Find Duplicates from a Text Log File using Microsoft Excel

I have a Text log file containing JSON data. This text file contains many duplicate records. I need to find unique records among thousands of rows.

We can achieve this using Microsoft Excel by importing the text file JSON records. Below is what my text log file content looks like.

 "{"info":{"osver":"IOS","browserver":"Safari 15","brand":"Apple Computer, Inc.","extra":"starltexx","libver":"2.21.8.9"},"type":"webdevinfo"}" , 1 )
 "{"info":{"osver":"IOS","browserver":"Safari 15","brand":"Apple Computer, Inc.","extra":"starltexx","libver":"2.21.8.9"},"type":"webdevinfo"}" , 2 )
 "{"info":{"osver":"IOS","browserver":"Safari 15","brand":"Apple Computer, Inc.","extra":"starltexx","libver":"2.21.8.9"},"type":"webdevinfo"}" , 4 )
 "{"info":{"osver":"IOS","browserver":"Safari 15","brand":"Apple Computer, Inc.","extra":"starltexx","libver":"2.21.8.9"},"type":"webdevinfo"}" , 1 )
 "{"info":{"osver":"IOS","browserver":"Safari 15","brand":"Apple Computer, Inc.","extra":"starltexx","libver":"2.21.8.9"},"type":"webdevinfo"}" , 2 )
 "{"info":{"osver":"IOS","browserver":"Safari 15","brand":"Apple Computer, Inc.","extra":"starltexx","libver":"2.21.8.9"},"type":"webdevinfo"}" , 4 )
 "{"info":{"osver":"IOS","browserver":"Safari 15","brand":"Apple Computer, Inc.","extra":"starltexx","libver":"2.21.8.9"},"type":"webdevinfo"}" , 1 )
 "{"info":{"osver":"IOS","browserver":"Safari 15","brand":"Apple Computer, Inc.","extra":"starltexx","libver":"2.21.8.9"},"type":"webdevinfo"}" , 2 )
 "{"info":{"osver":"IOS","browserver":"Safari 15","brand":"Apple Computer, Inc.","extra":"starltexx","libver":"2.21.8.9"},"type":"webdevinfo"}" , 4 )
 "{"info":{"osver":"win10","browserver":"Chrome 99","brand":"Google Inc.","extra":"starltexx","libver":"2.21.8.9"},"type":"webdevinfo"}" , 1 )
 "{"info":{"osver":"win10","browserver":"Chrome 99","brand":"Google Inc.","extra":"starltexx","libver":"2.21.8.9"},"type":"webdevinfo"}" , 2 )
 "{"info":{"osver":"win10","browserver":"Chrome 99","brand":"Google Inc.","extra":"starltexx","libver":"2.21.8.9"},"type":"webdevinfo"}" , 4 )
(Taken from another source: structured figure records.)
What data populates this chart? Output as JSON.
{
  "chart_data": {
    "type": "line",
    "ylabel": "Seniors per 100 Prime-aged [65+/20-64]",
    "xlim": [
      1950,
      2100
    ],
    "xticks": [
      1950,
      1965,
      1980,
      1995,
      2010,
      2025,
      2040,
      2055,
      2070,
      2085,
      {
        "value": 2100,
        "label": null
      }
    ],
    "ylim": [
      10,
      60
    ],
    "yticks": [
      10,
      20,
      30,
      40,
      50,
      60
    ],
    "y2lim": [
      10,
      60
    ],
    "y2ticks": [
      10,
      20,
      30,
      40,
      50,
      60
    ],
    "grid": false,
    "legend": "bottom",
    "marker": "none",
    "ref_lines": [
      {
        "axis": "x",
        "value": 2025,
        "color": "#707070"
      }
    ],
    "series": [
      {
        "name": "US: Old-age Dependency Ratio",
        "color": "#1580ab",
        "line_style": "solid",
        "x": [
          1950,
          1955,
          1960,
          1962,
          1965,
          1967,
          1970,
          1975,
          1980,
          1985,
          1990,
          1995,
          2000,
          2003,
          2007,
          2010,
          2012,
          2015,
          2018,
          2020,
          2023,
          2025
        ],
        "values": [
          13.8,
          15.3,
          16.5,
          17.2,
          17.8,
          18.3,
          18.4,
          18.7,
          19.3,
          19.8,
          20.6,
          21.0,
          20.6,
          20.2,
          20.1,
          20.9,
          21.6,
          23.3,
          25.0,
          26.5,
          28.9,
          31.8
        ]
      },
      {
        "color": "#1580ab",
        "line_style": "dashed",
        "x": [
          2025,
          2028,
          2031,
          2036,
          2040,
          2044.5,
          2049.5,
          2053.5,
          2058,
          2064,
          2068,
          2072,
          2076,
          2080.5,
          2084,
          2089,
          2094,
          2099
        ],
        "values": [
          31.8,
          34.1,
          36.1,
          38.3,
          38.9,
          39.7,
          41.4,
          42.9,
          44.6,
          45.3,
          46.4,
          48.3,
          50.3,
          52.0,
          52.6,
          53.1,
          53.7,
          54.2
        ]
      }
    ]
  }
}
In the above example, I can see 2 unique records among many records. It will be difficult to take the unique records manually.

Let us see how we can remove duplicates and keep unique records in the text log file using Microsoft Excel. I have a file with an extension .txt containing logs. Open Microsoft Excel and go to Open -> Browse and select your text file.

Remember, analyze your data first. This will help you perform the next steps easier. The steps I am going to tell you worked for me, for your case it will be different depending on the type and structure of the data in the text file.

You will not be able to see the text files when you browse. Remember to change the file type to All Files.

A Text Import Wizard will be opened with your data and a few other options. Select Delimited. I will be separating my row into different columns using a delimiter. Click Next.

In the next step of the Text Import Wizard, select the delimiter based on your type of data. I want to separate my row using comma and colon. You can see the preview when you select your delimiters. My requirement is to get a unique OS and browser from the data. Click on Next.

On the last step of your Text Import Wizard, you can specify the data format for your columns. The default is General. General converts numeric values to numbers, date values to dates, and all remaining values to text. Click on Finish.

I am only interested in unique C and E columns. Therefore, I will select the range from C to E with all rows selected.

After selecting the range, go to Data and click on Remove Duplicates under Data Tools. I am working on the latest Microsoft 365 Excel as of today.

Uncheck the non-required columns and click on OK. You can keep it checked as well, will not make difference if all the values in Column D are the same. But, a good practice is to keep only the required columns.